Yes, the TMRM deliberately lacks a syntax (at the urging of the WG as I
recall) and nothing in it compells someone to construct the identity
rules entirely in a topic map. You could build something like TMCL to
handle some parts (or all I suppose) of the identity question.
Stepping aside from the TMRM for a moment, recall that we discussed in
Amsterdam the need to have a "reference model" as the common basis for
TMCL/TMQL, etc., and have a workshop set for Montreal.
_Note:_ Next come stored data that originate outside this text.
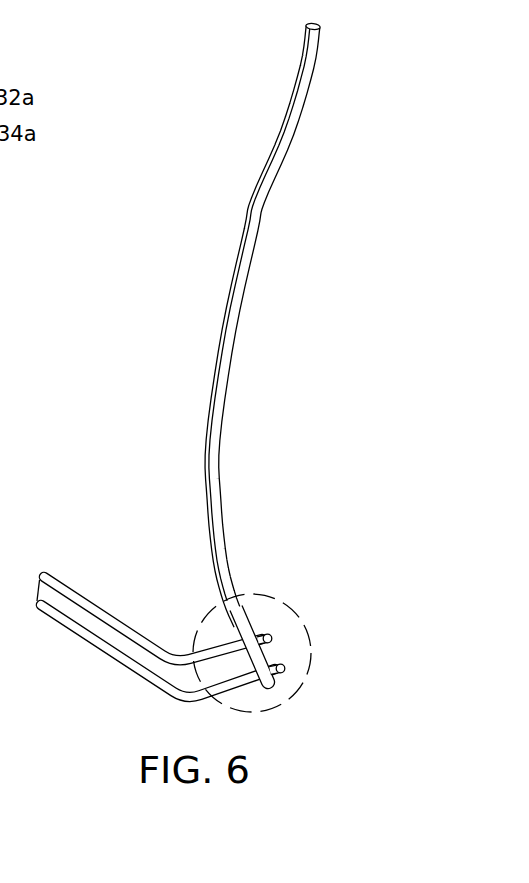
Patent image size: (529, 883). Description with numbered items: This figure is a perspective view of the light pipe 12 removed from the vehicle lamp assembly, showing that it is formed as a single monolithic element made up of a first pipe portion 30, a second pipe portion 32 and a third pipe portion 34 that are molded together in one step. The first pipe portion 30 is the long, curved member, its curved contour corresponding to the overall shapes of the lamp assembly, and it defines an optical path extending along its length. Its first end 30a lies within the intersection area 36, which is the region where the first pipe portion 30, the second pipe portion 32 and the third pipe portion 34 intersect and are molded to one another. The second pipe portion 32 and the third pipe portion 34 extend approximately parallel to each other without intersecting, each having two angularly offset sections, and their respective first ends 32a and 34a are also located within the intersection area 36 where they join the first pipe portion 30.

The light pipe 12 is at (205, 384).
The first pipe portion 30 is at (231, 318).
The first end of the first pipe portion 30a is at (273, 689).
The second pipe portion 32 is at (102, 610).
The first end of the second pipe portion 32a is at (272, 637).
The third pipe portion 34 is at (114, 660).
The first end of the third pipe portion 34a is at (284, 666).
The intersection area 36 is at (292, 596).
What I would
suggest is that a "reference model" that provides the framework for
however one wishes to allocate the resolution of the identity issue is
the goal of that exercise.
Certainly, anyone can use TMCL to enforce identity rules if they like,
but I have yet to hear an argument that such rules could not properly be
part of a topic map or topic maps software.
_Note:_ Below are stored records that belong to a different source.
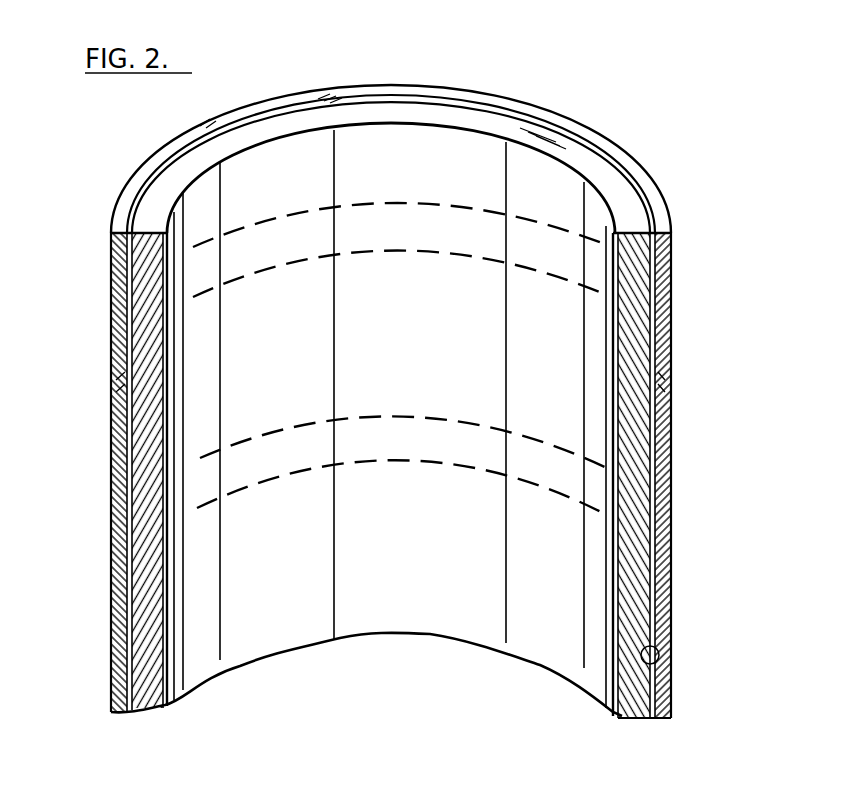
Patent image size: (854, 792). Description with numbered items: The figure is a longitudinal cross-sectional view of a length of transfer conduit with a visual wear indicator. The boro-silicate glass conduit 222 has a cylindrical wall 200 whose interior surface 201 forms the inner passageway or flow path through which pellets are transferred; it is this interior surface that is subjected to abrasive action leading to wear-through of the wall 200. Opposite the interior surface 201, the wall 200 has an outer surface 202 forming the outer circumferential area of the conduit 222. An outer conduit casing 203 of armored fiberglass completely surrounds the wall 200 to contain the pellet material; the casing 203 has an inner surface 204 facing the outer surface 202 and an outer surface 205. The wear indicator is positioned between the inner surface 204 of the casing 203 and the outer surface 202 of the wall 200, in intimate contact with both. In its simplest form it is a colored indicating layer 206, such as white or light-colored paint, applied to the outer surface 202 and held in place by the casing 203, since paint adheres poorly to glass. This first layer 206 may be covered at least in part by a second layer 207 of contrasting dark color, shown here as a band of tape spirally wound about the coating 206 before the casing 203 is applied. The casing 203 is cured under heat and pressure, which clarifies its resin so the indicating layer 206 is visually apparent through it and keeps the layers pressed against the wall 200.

The cylindrical wall 200 is at (627, 717).
The interior surface 201 is at (242, 657).
The outer surface 202 is at (613, 167).
The outer conduit casing 203 is at (670, 460).
The inner surface 204 is at (656, 657).
The outer surface 205 is at (670, 487).
The colored indicating layer 206 is at (670, 694).
The second layer 207 is at (112, 400).
The boro-silicate glass conduit 222 is at (84, 373).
> - level two captures the other things covered in the TMCL use cases.
>
> [ Merging is handled in general as a function M which maps map1, map2 into maps.
> This could be TMQL, btw. ]
>
>
>>But wait:
>>
>>P1 (carol (wife of patrick), bambi (deer in Walt Disney movie), clarence
>>(patrick's dog), and
>>
>>P2 (carol (as to sing), bambi (a stripper), clarence (ghost in "It's a
>>Wonderful Life," a movie).
>
> ...
>
>>Answer: Well, TMCL presumes a doctrine of identity (that should be
>>defined elsewhere) that allows it to make meaningful comparison of the
>>members of each ordered set.
>
>
> Yes, and this doctrine can be that of string equivalence.
>
>
>>The notion that identity and doctrines of identity can be
>>assumed/presumed is quite surprising to me .....
>
>
> That is not what I (or also probably Dmitry) say: My conjecture is
> that we can found ALL concepts eventually on the identity of
> strings.
>
Well, ultimately in any software process all you can do is compare strings.
I think we are very close on the notion of what goes into determining
identity but fairly far apart on where that should be happening. My
preference is to have a reference model that enables that question to be
resolved as fits a particular situation.
Having a syntax/formalism is helpful but only just, since as proposed
(TMCL), it presumes a weakness that is not inherent in the notion of
topic maps.
Why not abstract out the formalism of TMCL that is not based on
remedying that weakness and propose it to the 'reference model'
workshop? I still think one needs a reference model in addition to
defining standard implementations and that would be a step in that
direction.
Hope you are having a great day!
Patrick
--
Patrick Durusau
Director of Research and Development
Society of Biblical Literature
Patrick.Durusau@sbl-site.org
Chair, V1 - Text Processing: Office and Publishing Systems Interface
Co-Editor, ISO 13250, Topic Maps -- Reference Model
Topic Maps: Human, not artificial, intelligence at work!